Kepala Kanwil Ditjen Perbendaharaan (DJPb) Sumsel, Rahmadi Murwanto, menuturkan bahwa pemangkasan ini merupakan bagian dari kebijakan nasional untuk menekan defisit APBN 2026 yang mencapai Rp269 triliun. Ia menyebut bahwa daerah masih bisa mendapatkan dukungan pembangunan dengan strategi proaktif mengajukan program ke kementerian teknis.
Rahmadi menjelaskan bahwa beberapa pos anggaran terpangkas cukup dalam, di antaranya DBH sebesar -71,7 persen dan DAK Fisik -83,6 persen. Namun, DAK Nonfisik justru meningkat 2,6 persen, yang dapat dimanfaatkan untuk program pendidikan dan kesehatan daerah.
Herman Deru menegaskan, pemerintah provinsi siap membantu kabupaten/kota dalam memetakan potensi pendapatan dan mengarahkan sumber daya secara efisien.
“Kita harus bekerja cepat, efektif, dan penuh tanggung jawab,” tegasnya.
Ia juga menyoroti pentingnya komunikasi vertikal antara pemerintah daerah dan pusat agar kebutuhan pembangunan di Sumsel tetap mendapat perhatian. Strategi kolaboratif menjadi jawaban atas keterbatasan fiskal yang kini dihadapi.
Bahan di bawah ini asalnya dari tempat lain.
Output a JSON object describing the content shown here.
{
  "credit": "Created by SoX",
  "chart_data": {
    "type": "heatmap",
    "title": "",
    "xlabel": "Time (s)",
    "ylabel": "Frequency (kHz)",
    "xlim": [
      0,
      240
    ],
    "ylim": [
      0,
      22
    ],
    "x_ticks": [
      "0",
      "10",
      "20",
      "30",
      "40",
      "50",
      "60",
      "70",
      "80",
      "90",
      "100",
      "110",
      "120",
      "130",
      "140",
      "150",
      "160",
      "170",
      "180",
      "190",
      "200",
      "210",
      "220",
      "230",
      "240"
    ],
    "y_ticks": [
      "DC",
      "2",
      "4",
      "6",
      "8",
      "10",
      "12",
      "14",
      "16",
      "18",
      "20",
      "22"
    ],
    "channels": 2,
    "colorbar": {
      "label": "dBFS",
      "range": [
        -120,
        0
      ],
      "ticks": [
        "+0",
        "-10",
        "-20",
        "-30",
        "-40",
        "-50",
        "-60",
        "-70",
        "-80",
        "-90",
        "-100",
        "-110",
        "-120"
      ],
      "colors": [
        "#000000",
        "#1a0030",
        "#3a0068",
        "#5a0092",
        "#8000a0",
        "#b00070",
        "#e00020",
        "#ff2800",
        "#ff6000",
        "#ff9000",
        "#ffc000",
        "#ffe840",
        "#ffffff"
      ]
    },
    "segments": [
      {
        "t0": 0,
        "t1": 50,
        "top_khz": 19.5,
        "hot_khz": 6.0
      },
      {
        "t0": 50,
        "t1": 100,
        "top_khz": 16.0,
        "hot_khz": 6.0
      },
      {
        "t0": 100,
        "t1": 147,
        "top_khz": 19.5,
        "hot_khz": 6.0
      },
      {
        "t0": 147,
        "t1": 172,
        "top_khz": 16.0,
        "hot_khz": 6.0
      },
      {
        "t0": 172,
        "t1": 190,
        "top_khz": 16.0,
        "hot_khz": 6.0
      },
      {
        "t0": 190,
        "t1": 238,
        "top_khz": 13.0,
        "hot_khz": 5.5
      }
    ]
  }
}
Rakor tersebut diakhiri dengan komitmen bersama antara Pemerintah Provinsi dan seluruh kepala daerah untuk menjaga kesinambungan pembangunan Sumsel. Dalam kondisi sesulit apapun, Herman Deru menegaskan bahwa pelayanan publik dan pembangunan masyarakat tidak boleh terhenti. (rob)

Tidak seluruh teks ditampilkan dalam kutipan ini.